The global bifurcation picture for ground states in nonlinear Schrodinger equations

TL;DR

This paper develops a comprehensive method to identify all ground state solutions of nonlinear Schrödinger equations by extending global bifurcation theory and analyzing the structure of solution manifolds.

Contribution

It introduces a novel approach combining global bifurcation theory and local analysis to find all coherent structures supported by nonlinear wave equations.

Findings

All ground states for the nonlinear Schrödinger equation with power nonlinearity are identified.

The method effectively traces solution manifolds to discover coherent structures.

Most structures are found except possibly those forming loops that do not reach the boundary.

Abstract

In this paper, we propose a method of finding all coherent structures supported by a given nonlinear wave equation.
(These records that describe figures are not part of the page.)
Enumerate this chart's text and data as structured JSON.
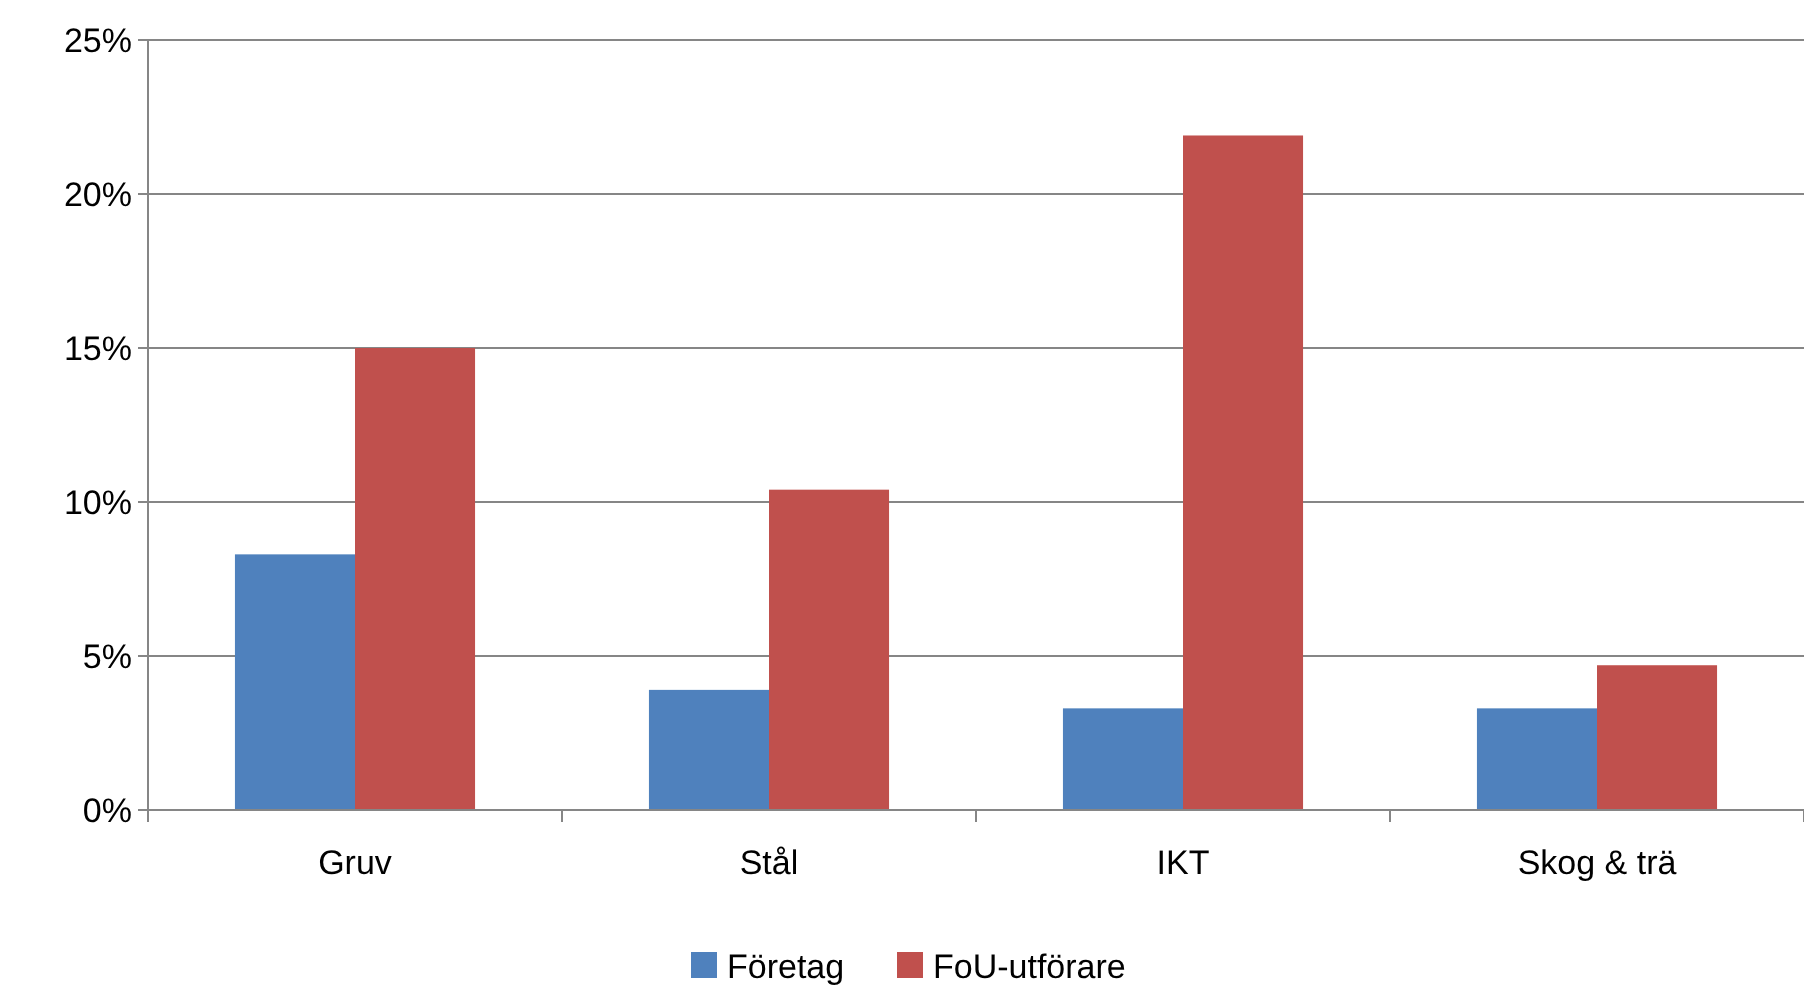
{
  "chart_data": {
    "type": "bar",
    "categories": [
      "Gruv",
      "Stål",
      "IKT",
      "Skog & trä"
    ],
    "series": [
      {
        "name": "Företag",
        "color": "#4f81bd",
        "values": [
          8.3,
          3.9,
          3.3,
          3.3
        ]
      },
      {
        "name": "FoU-utförare",
        "color": "#c0504d",
        "values": [
          15.0,
          10.4,
          21.9,
          4.7
        ]
      }
    ],
    "ylim": [
      0,
      25
    ],
    "yticks": [
      {
        "value": 0,
        "label": "0%"
      },
      {
        "value": 5,
        "label": "5%"
      },
      {
        "value": 10,
        "label": "10%"
      },
      {
        "value": 15,
        "label": "15%"
      },
      {
        "value": 20,
        "label": "20%"
      },
      {
        "value": 25,
        "label": "25%"
      }
    ],
    "grid": "y",
    "legend": "bottom"
  }
}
It relies on enhancing the recent global bifurcation theory as developed by Dancer, Toland, Buffoni and others, by determining all the limit points of the coherent structure manifolds at the boundary of the Fredholm domain. Local bifurcation theory is then used to trace back these manifolds from their limit points into the interior of the Fredholm domain identifying the singularities along them. This way all coherent structure manifold are discovered except may be the ones which form loops and hence never reach the boundary. The method is then applied to the Schrodinger equation with a power nonlinearity for which all ground states are identified.